The Guardian reports May 29 that women are being officially denied the vote in "the most socially conservative regions" of Pakistan, where local elections were held over the weekend. In races for district and village council seats in Hangu and Malakand districts of Khyber Pakhtunkhwa (KP) province, deals have been struck with village elders barring women from voting—and not for the first time. In a parliamentary by-election in KP's Lower Dir district earlier in May, none of the eligible 50,000 women in the constituency turned out to vote. Reporta said mosques broadcast warnings to women, and polling stations were guarded by "baton-wielding men" who blocked the few women who did show up to vote. A court in Peshawar threw out a petition brought by 12 women from Lower Dir who demanded the election be re-run. The case was dismissed in just 15 minutes. Siraj-ul-Haq, leader of the Jamaat-e-Islami party, argued that the women of Lower Dir had chosen to respect local traditions by not voting. Jamaat-e-Islami governs KP in coalition with the Pakistan Tehreek-e-Insaf (PTI), led by the former cricket star Imran Khan.
It gets better. At a press conference in Islamabad May 30, Maulana Fazlur Rehman, leader of the Jamiat Ulema-e-Islami Fazl (JUI-F), called upon Pakistan's armed forces to launch a nationwide military operation…against women wearing jeans.
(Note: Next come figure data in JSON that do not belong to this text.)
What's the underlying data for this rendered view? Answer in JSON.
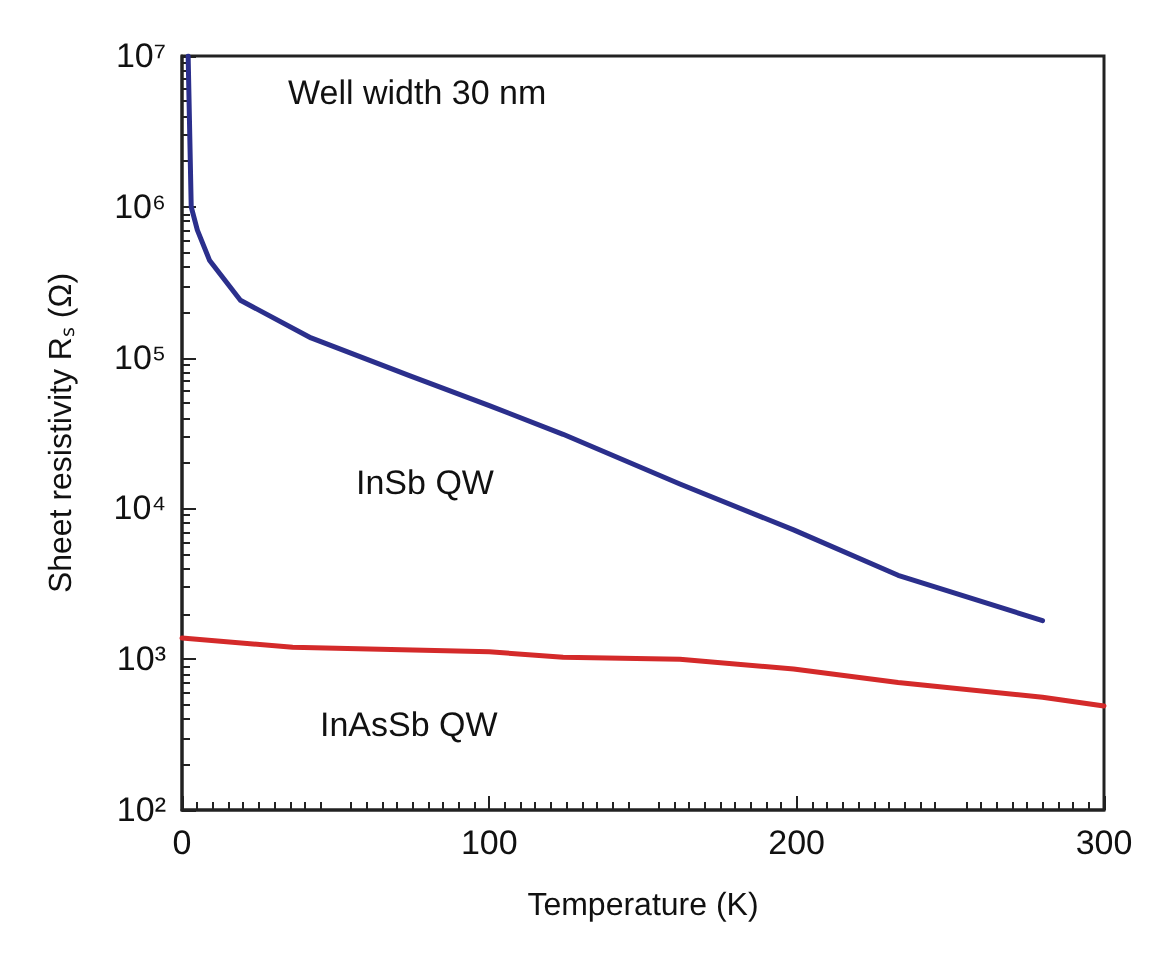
{
  "chart_data": {
    "type": "line",
    "xlabel": "Temperature (K)",
    "ylabel": "Sheet resistivity Rₛ (Ω)",
    "xlim": [
      0,
      300
    ],
    "xticks": [
      0,
      100,
      200,
      300
    ],
    "ylim": [
      100,
      10000000
    ],
    "yticks": [
      {
        "value": 100,
        "label": "10²"
      },
      {
        "value": 1000,
        "label": "10³"
      },
      {
        "value": 10000,
        "label": "10⁴"
      },
      {
        "value": 100000,
        "label": "10⁵"
      },
      {
        "value": 1000000,
        "label": "10⁶"
      },
      {
        "value": 10000000,
        "label": "10⁷"
      }
    ],
    "log": "y",
    "grid": false,
    "marker": "none",
    "line_style": "solid",
    "series": [
      {
        "name": "InSb QW",
        "color": "#2b2f8c",
        "x": [
          2,
          3,
          5,
          9,
          19,
          42,
          74,
          100,
          124,
          162,
          199,
          233,
          280
        ],
        "values": [
          10000000,
          1000000,
          700000,
          440000,
          240000,
          135000,
          76000,
          48000,
          31000,
          14500,
          7200,
          3600,
          1800
        ]
      },
      {
        "name": "InAsSb QW",
        "color": "#d42a2a",
        "x": [
          0,
          36,
          100,
          124,
          162,
          199,
          233,
          280,
          300
        ],
        "values": [
          1380,
          1200,
          1120,
          1030,
          1000,
          860,
          700,
          560,
          490
        ]
      }
    ],
    "annotations": [
      "Well width 30 nm"
    ]
  }
}
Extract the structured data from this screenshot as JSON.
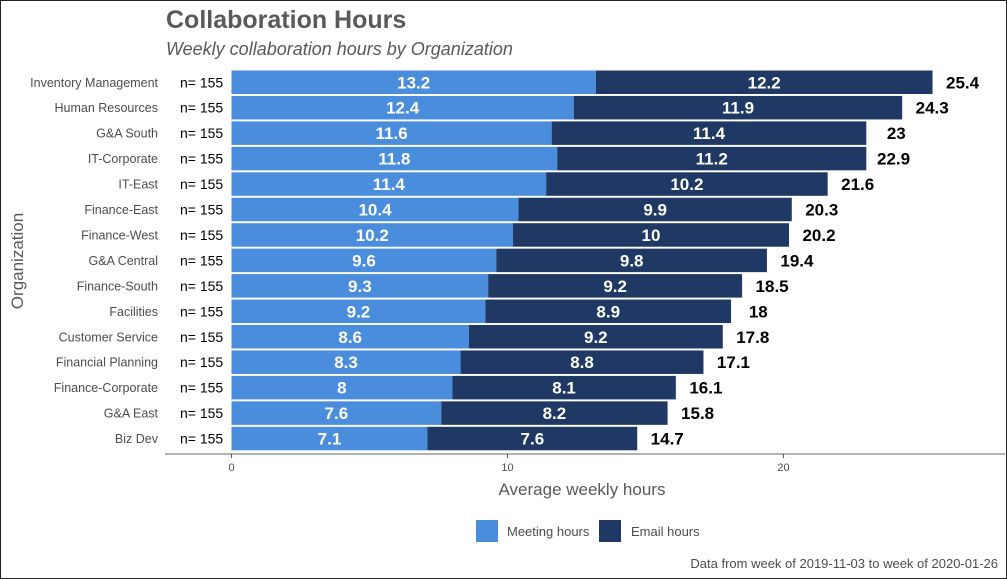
{
  "chart_data": {
    "type": "bar",
    "orientation": "horizontal",
    "stacked": true,
    "title": "Collaboration Hours",
    "subtitle": "Weekly collaboration hours by Organization",
    "xlabel": "Average weekly hours",
    "ylabel": "Organization",
    "xlim": [
      0,
      27
    ],
    "xticks": [
      0,
      10,
      20
    ],
    "grid": false,
    "legend_position": "bottom",
    "caption": "Data from week of 2019-11-03 to week of 2020-01-26",
    "categories": [
      "Inventory Management",
      "Human Resources",
      "G&A South",
      "IT-Corporate",
      "IT-East",
      "Finance-East",
      "Finance-West",
      "G&A Central",
      "Finance-South",
      "Facilities",
      "Customer Service",
      "Financial Planning",
      "Finance-Corporate",
      "G&A East",
      "Biz Dev"
    ],
    "n_labels": [
      "n= 155",
      "n= 155",
      "n= 155",
      "n= 155",
      "n= 155",
      "n= 155",
      "n= 155",
      "n= 155",
      "n= 155",
      "n= 155",
      "n= 155",
      "n= 155",
      "n= 155",
      "n= 155",
      "n= 155"
    ],
    "series": [
      {
        "name": "Meeting hours",
        "color": "#4a8ddc",
        "values": [
          13.2,
          12.4,
          11.6,
          11.8,
          11.4,
          10.4,
          10.2,
          9.6,
          9.3,
          9.2,
          8.6,
          8.3,
          8,
          7.6,
          7.1
        ]
      },
      {
        "name": "Email hours",
        "color": "#1f3864",
        "values": [
          12.2,
          11.9,
          11.4,
          11.2,
          10.2,
          9.9,
          10,
          9.8,
          9.2,
          8.9,
          9.2,
          8.8,
          8.1,
          8.2,
          7.6
        ]
      }
    ],
    "totals": [
      25.4,
      24.3,
      23,
      22.9,
      21.6,
      20.3,
      20.2,
      19.4,
      18.5,
      18,
      17.8,
      17.1,
      16.1,
      15.8,
      14.7
    ]
  }
}
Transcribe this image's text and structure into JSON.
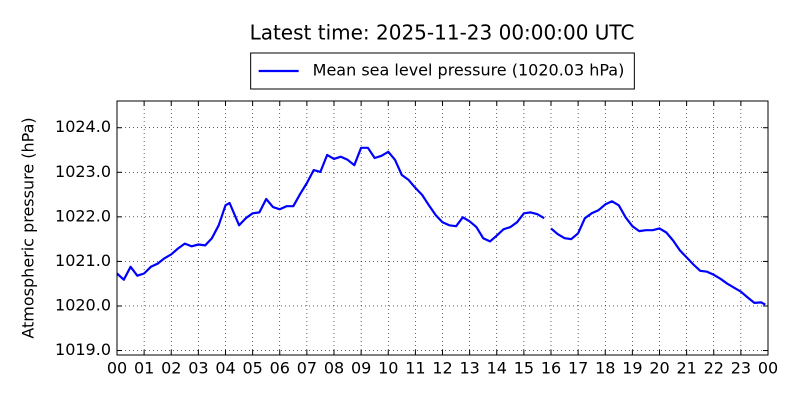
{
  "chart_data": {
    "type": "line",
    "title": "Latest time: 2025-11-23 00:00:00 UTC",
    "y_label": "Atmospheric pressure (hPa)",
    "legend": "upper center",
    "grid": true,
    "x": [
      0,
      0.25,
      0.5,
      0.75,
      1,
      1.25,
      1.5,
      1.75,
      2,
      2.25,
      2.5,
      2.75,
      3,
      3.25,
      3.5,
      3.75,
      4,
      4.15,
      4.5,
      4.75,
      5,
      5.25,
      5.5,
      5.75,
      6,
      6.25,
      6.5,
      6.75,
      7,
      7.25,
      7.5,
      7.75,
      8,
      8.25,
      8.5,
      8.75,
      9,
      9.25,
      9.5,
      9.75,
      10,
      10.25,
      10.5,
      10.75,
      11,
      11.25,
      11.5,
      11.75,
      12,
      12.25,
      12.5,
      12.75,
      13,
      13.25,
      13.5,
      13.75,
      14,
      14.25,
      14.5,
      14.75,
      15,
      15.25,
      15.5,
      15.75,
      15.9,
      16,
      16.25,
      16.5,
      16.75,
      17,
      17.25,
      17.5,
      17.75,
      18,
      18.25,
      18.5,
      18.75,
      19,
      19.25,
      19.5,
      19.75,
      20,
      20.25,
      20.5,
      20.75,
      21,
      21.25,
      21.5,
      21.75,
      22,
      22.25,
      22.5,
      22.75,
      23,
      23.25,
      23.5,
      23.75,
      23.9
    ],
    "series": [
      {
        "name": "Mean sea level pressure (1020.03 hPa)",
        "color": "#0000ff",
        "values": [
          1020.73,
          1020.59,
          1020.88,
          1020.68,
          1020.73,
          1020.88,
          1020.95,
          1021.07,
          1021.16,
          1021.29,
          1021.4,
          1021.34,
          1021.38,
          1021.36,
          1021.52,
          1021.81,
          1022.26,
          1022.31,
          1021.81,
          1021.97,
          1022.08,
          1022.1,
          1022.4,
          1022.22,
          1022.17,
          1022.24,
          1022.24,
          1022.51,
          1022.76,
          1023.05,
          1023.01,
          1023.39,
          1023.3,
          1023.35,
          1023.28,
          1023.16,
          1023.55,
          1023.55,
          1023.32,
          1023.37,
          1023.46,
          1023.28,
          1022.94,
          1022.83,
          1022.65,
          1022.49,
          1022.26,
          1022.04,
          1021.88,
          1021.81,
          1021.79,
          1021.99,
          1021.9,
          1021.77,
          1021.52,
          1021.45,
          1021.58,
          1021.72,
          1021.77,
          1021.88,
          1022.08,
          1022.1,
          1022.06,
          1021.97,
          null,
          1021.74,
          1021.61,
          1021.52,
          1021.5,
          1021.63,
          1021.97,
          1022.08,
          1022.15,
          1022.28,
          1022.35,
          1022.26,
          1021.99,
          1021.79,
          1021.68,
          1021.7,
          1021.7,
          1021.74,
          1021.65,
          1021.47,
          1021.25,
          1021.09,
          1020.93,
          1020.79,
          1020.77,
          1020.7,
          1020.61,
          1020.5,
          1020.41,
          1020.32,
          1020.19,
          1020.07,
          1020.08,
          1020.03
        ]
      }
    ],
    "xlim": [
      0,
      24
    ],
    "xticks": [
      {
        "value": 0,
        "label": "00"
      },
      {
        "value": 1,
        "label": "01"
      },
      {
        "value": 2,
        "label": "02"
      },
      {
        "value": 3,
        "label": "03"
      },
      {
        "value": 4,
        "label": "04"
      },
      {
        "value": 5,
        "label": "05"
      },
      {
        "value": 6,
        "label": "06"
      },
      {
        "value": 7,
        "label": "07"
      },
      {
        "value": 8,
        "label": "08"
      },
      {
        "value": 9,
        "label": "09"
      },
      {
        "value": 10,
        "label": "10"
      },
      {
        "value": 11,
        "label": "11"
      },
      {
        "value": 12,
        "label": "12"
      },
      {
        "value": 13,
        "label": "13"
      },
      {
        "value": 14,
        "label": "14"
      },
      {
        "value": 15,
        "label": "15"
      },
      {
        "value": 16,
        "label": "16"
      },
      {
        "value": 17,
        "label": "17"
      },
      {
        "value": 18,
        "label": "18"
      },
      {
        "value": 19,
        "label": "19"
      },
      {
        "value": 20,
        "label": "20"
      },
      {
        "value": 21,
        "label": "21"
      },
      {
        "value": 22,
        "label": "22"
      },
      {
        "value": 23,
        "label": "23"
      },
      {
        "value": 24,
        "label": "00"
      }
    ],
    "ylim": [
      1018.9,
      1024.6
    ],
    "yticks": [
      {
        "value": 1019,
        "label": "1019.0"
      },
      {
        "value": 1020,
        "label": "1020.0"
      },
      {
        "value": 1021,
        "label": "1021.0"
      },
      {
        "value": 1022,
        "label": "1022.0"
      },
      {
        "value": 1023,
        "label": "1023.0"
      },
      {
        "value": 1024,
        "label": "1024.0"
      }
    ]
  }
}
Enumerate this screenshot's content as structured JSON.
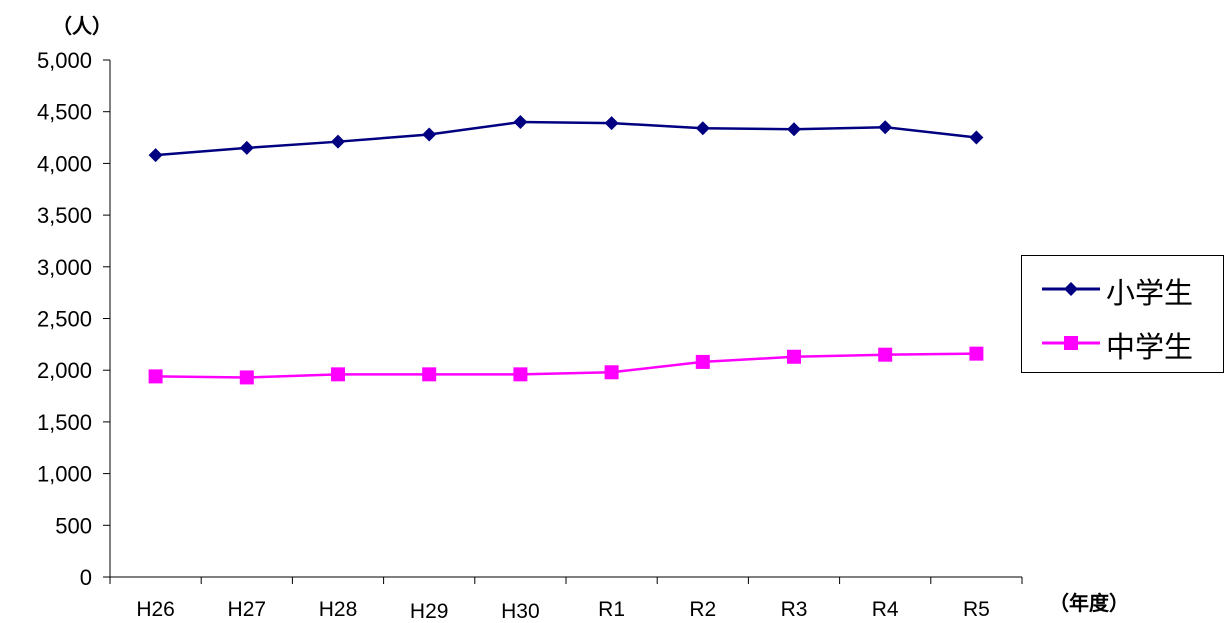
{
  "chart_data": {
    "type": "line",
    "y_unit_label": "（人）",
    "x_unit_label": "（年度）",
    "categories": [
      "H26",
      "H27",
      "H28",
      "H29",
      "H30",
      "R1",
      "R2",
      "R3",
      "R4",
      "R5"
    ],
    "ylim": [
      0,
      5000
    ],
    "yticks": [
      "0",
      "500",
      "1,000",
      "1,500",
      "2,000",
      "2,500",
      "3,000",
      "3,500",
      "4,000",
      "4,500",
      "5,000"
    ],
    "grid": false,
    "legend_placement": "right",
    "series": [
      {
        "name": "小学生",
        "marker": "diamond",
        "color": "#000080",
        "values": [
          4080,
          4150,
          4210,
          4280,
          4400,
          4390,
          4340,
          4330,
          4350,
          4250
        ]
      },
      {
        "name": "中学生",
        "marker": "square",
        "color": "#ff00ff",
        "values": [
          1940,
          1930,
          1960,
          1960,
          1960,
          1980,
          2080,
          2130,
          2150,
          2160
        ]
      }
    ]
  }
}
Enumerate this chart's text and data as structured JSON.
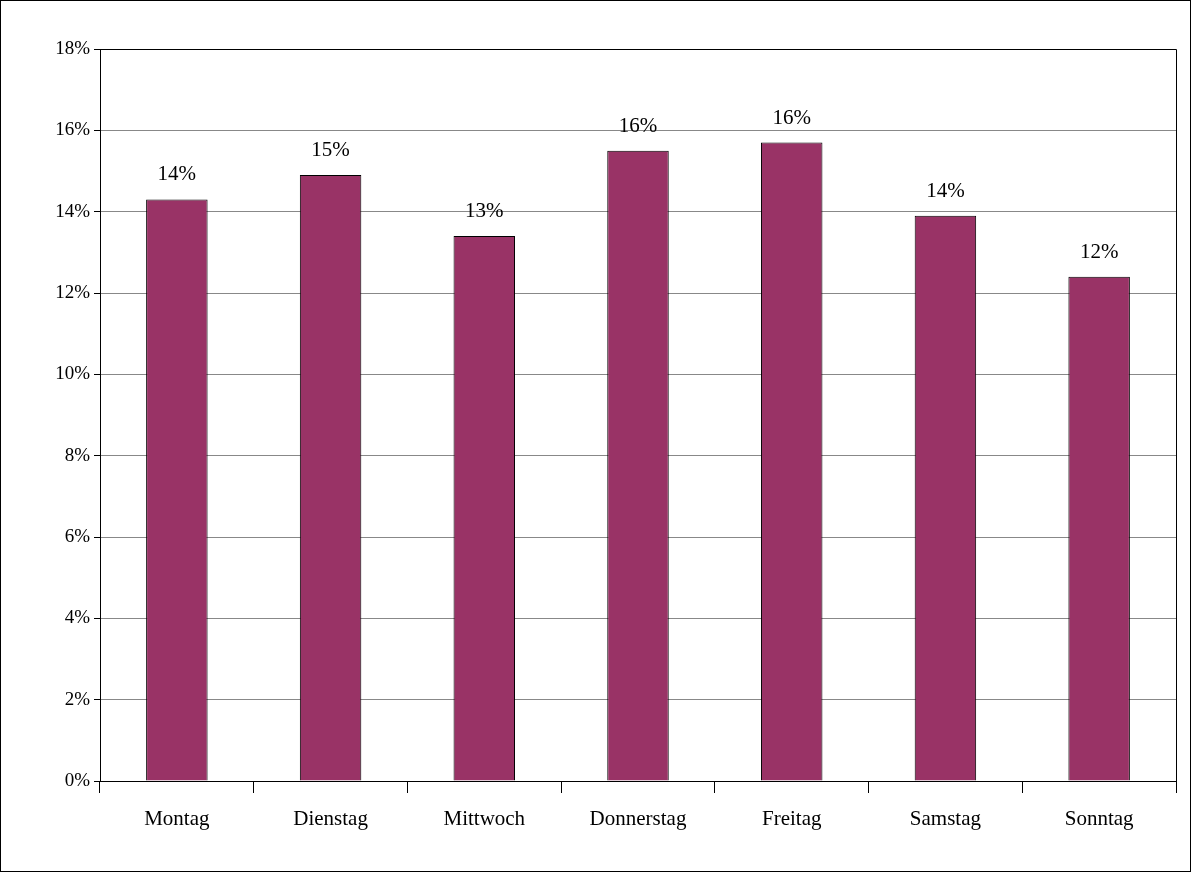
{
  "chart_data": {
    "type": "bar",
    "categories": [
      "Montag",
      "Dienstag",
      "Mittwoch",
      "Donnerstag",
      "Freitag",
      "Samstag",
      "Sonntag"
    ],
    "values": [
      14.3,
      14.9,
      13.4,
      15.5,
      15.7,
      13.9,
      12.4
    ],
    "value_labels": [
      "14%",
      "15%",
      "13%",
      "16%",
      "16%",
      "14%",
      "12%"
    ],
    "color": "#993366",
    "ylim": [
      0,
      18
    ],
    "yticks": [
      {
        "value": 0,
        "label": "0%"
      },
      {
        "value": 2,
        "label": "2%"
      },
      {
        "value": 4,
        "label": "4%"
      },
      {
        "value": 6,
        "label": "6%"
      },
      {
        "value": 8,
        "label": "8%"
      },
      {
        "value": 10,
        "label": "10%"
      },
      {
        "value": 12,
        "label": "12%"
      },
      {
        "value": 14,
        "label": "14%"
      },
      {
        "value": 16,
        "label": "16%"
      },
      {
        "value": 18,
        "label": "18%"
      }
    ],
    "grid": "y",
    "legend": false
  }
}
Just to make it better still, this learned mullah said that the immodesty of women is the cause behind earthquakes, inflation and other disasters. He asserted that a woman who is not covered like a "sack of flour" is a "mobile weapon of mass destruction," and that Pakistan has multitudes of such metaphorical "nuclear missiles" in all its major cities. (New Indian Express, May 30)
The Press Trust of India noted May 30 that the US has provided Pakistan with over $30 billion in aid since 9-11, in the ironic guise of fighting the Taliban. Where women's rights and dignity are concerned, fighting the Taliban appears to mean giving them everything they want.